Lisa: You were talking about the needs that Robin had, the care that you gave her, and it certainly seems clear that those needs were very intense. They were certainly ongoing, and I'm wondering how that affected your own health and well-being.

Nancy: Well of course, the stress over the years is intense, because she lost her speech. She's severely hearing impaired, she has a heart condition, she's incontinent, which is no fault of hers. We have her on a schedule, and she does try -- sometimes a little bit too late, but she does try, and she wears Depends but she can't open them up. So she goes into her room, and she has -- years ago, before Depends came out, she had underpants. She pulls out a pair of underpants, she pulls out the vinyl pants that go over them, and puts on her pajama bottoms. And so she's dressed, as far as she's concerned. So she changes into pajamas when she comes home from her program. She's very comfortable that way. Also, she doesn't mind coming out without a shirt, either, into the living room. So we always try to tell her, no, no, you have to have a shirt on. But --


Lisa: But for you, Nancy, what did that do to your own -- your own health, your own well-being?

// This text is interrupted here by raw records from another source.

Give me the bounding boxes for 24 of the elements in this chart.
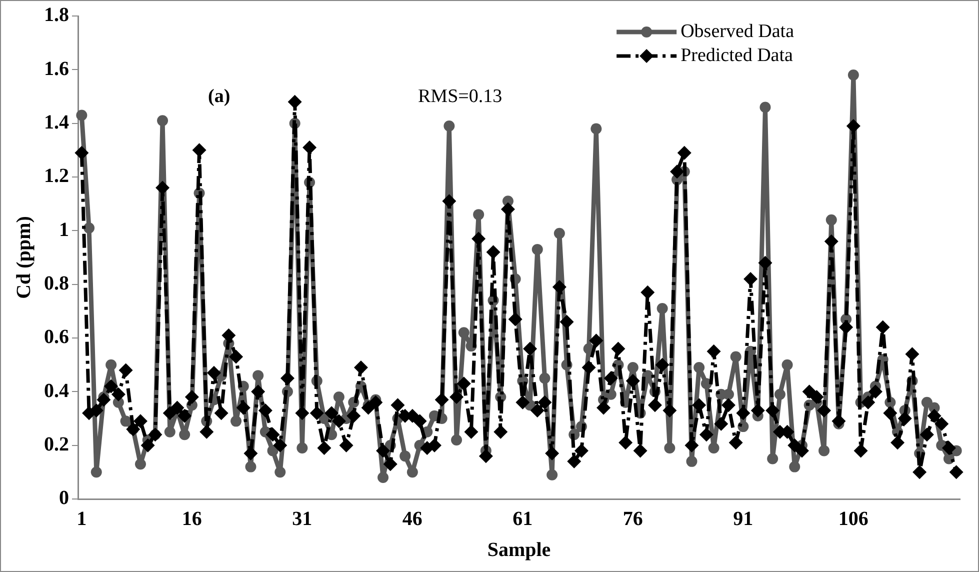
x-tick-label: 16 <box>182 508 202 530</box>
x-tick-label: 46 <box>402 508 422 530</box>
y-tick-label: 1.2 <box>44 165 69 188</box>
x-tick-label: 91 <box>733 508 754 530</box>
legend-label: Predicted Data <box>680 44 794 66</box>
y-axis-title: Cd (ppm) <box>13 216 36 299</box>
y-tick-label: 0 <box>59 487 69 510</box>
y-tick-label: 1.4 <box>44 112 69 134</box>
x-tick-label: 61 <box>512 508 533 530</box>
x-tick-label: 31 <box>292 508 312 530</box>
x-axis-title: Sample <box>487 539 551 562</box>
y-tick-label: 0.8 <box>44 272 69 295</box>
annotation: (a) <box>208 86 230 107</box>
x-tick-label: 76 <box>622 508 643 530</box>
y-tick-label: 1.8 <box>44 4 69 26</box>
y-tick-label: 0.2 <box>44 434 69 456</box>
y-tick-label: 0.4 <box>44 380 69 402</box>
annotation: RMS=0.13 <box>418 86 502 107</box>
y-tick-label: 1.6 <box>44 58 69 80</box>
x-tick-label: 1 <box>76 508 87 530</box>
y-tick-label: 0.6 <box>44 326 69 348</box>
y-tick-label: 1 <box>59 218 69 241</box>
legend-label: Observed Data <box>680 20 795 42</box>
x-tick-label: 106 <box>838 508 868 530</box>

Nancy: Well I had a history of bleeding ulcers, going back to just before I was married. At that time, they used to think it was stress that caused bleeding ulcers. They know now that it's a bacteria. So I had to adjust to that. And you learn to become your own physician. You listen to your own body, and you listen to -- everything in moderation. And of course now, the past few years, it's been going downhill. Started I think when I broke my neck, four years ago, and -- broke my neck, broke the -- fractured the cheekbone in my left cheek, had some fractures in the sinus cavities, and that was an adjustment. And then had my left knee done three years ago. Right one was done 17 years ago, and that caused a flare-up of an autoimmune neuromuscular disease, (inaudible), which in the beginning just hit my eyelids. My eyelids shut down, and so I got a diagnosis on that, and that took about two months to get them up properly, and of course I'm on medication for that. But the flare-up that happened after the deed was done caused me to -- my neck would not hold my head up, and so there were a lot of other things that were not working, and I had to have aides coming in to take care of Robbie, while I was a little -- sort of incapacitated. And I've been getting IVIG infusions. At the beginning, the first week was every day for five days. Then it was every four weeks, three days at a time. After the first year, it's now every six weeks I go three days at a time. It's intravenous immunoglobulin infusions that I get, which has saved my life. And so in fact I went through it this past Monday, Tuesday, and Wednesday, and at the same time, Robbie had to get shots in her knee. She has severe arthritis in both knees. And I coordinated that. How I did that, I don't know, for this past Wednesday.